In ecclesial terms, nonetheless, the greatest challenges — even giving this word a positive sense — appear to come from the ever more prominent place occupied by women in the churches: with energy and application, they are ministering to the people, leading pastoral endeavours, facing up to conflicts arising from the traditional hierarchy of power. There is also the bubblingup of creative thought coming from Afro-Brazilians and the black movements, not to mention a challenge that has not yet been sufficiently appreciated: that of the relevance or otherwise of evangelization campaigns carried out through the more complex aspects of culture, especially formal education, university courses, and the communications media. Inevitably, a large part of the church’s resources is concentrated on education.

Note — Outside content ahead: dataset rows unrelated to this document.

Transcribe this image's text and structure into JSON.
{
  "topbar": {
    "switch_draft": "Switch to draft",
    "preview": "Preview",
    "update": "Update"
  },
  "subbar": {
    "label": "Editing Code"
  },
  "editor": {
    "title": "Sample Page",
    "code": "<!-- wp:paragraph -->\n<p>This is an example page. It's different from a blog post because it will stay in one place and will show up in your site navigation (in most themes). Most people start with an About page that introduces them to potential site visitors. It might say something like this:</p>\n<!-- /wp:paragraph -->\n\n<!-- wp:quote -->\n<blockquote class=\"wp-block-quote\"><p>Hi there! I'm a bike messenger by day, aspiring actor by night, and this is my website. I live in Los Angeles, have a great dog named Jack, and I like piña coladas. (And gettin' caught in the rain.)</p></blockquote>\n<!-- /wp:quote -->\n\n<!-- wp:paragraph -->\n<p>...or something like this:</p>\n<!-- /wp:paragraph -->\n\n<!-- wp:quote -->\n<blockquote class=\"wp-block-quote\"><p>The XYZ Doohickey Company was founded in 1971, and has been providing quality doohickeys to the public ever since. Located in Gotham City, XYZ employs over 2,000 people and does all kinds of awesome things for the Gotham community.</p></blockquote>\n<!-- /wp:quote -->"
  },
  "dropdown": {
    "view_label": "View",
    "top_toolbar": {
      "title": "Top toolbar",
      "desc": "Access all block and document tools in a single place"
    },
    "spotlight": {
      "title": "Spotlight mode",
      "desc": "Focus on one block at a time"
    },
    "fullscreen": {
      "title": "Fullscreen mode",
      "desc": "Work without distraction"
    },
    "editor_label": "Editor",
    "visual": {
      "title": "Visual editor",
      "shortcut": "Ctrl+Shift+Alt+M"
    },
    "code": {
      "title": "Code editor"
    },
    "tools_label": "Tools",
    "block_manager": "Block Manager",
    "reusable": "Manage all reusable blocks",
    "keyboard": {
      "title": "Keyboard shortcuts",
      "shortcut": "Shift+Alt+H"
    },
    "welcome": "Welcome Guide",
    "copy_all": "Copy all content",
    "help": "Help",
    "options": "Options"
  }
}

Finally, faced with a nation in which, under the cloak of freedom and globalization of the market, the state is reducing its own scope and reducing the public sector and social services, while at the same time carrying out privatizations that mean transnationalization, unemployment, an increase in poverty and in the informal sector of the economy, a growing incidence of corruption and violence at all levels, what is possible for a church when ethics, justice, and life for all become the imperatives deriving from the people themselves?

Brazil shares the problems, strengths, and hopes of the majority of Latin American countries and of those of most regions of the world. It is not unique. That is why the ‘news’ that follows may possibly prove to be a help in bringing peoples suffering their birth pangs closer together.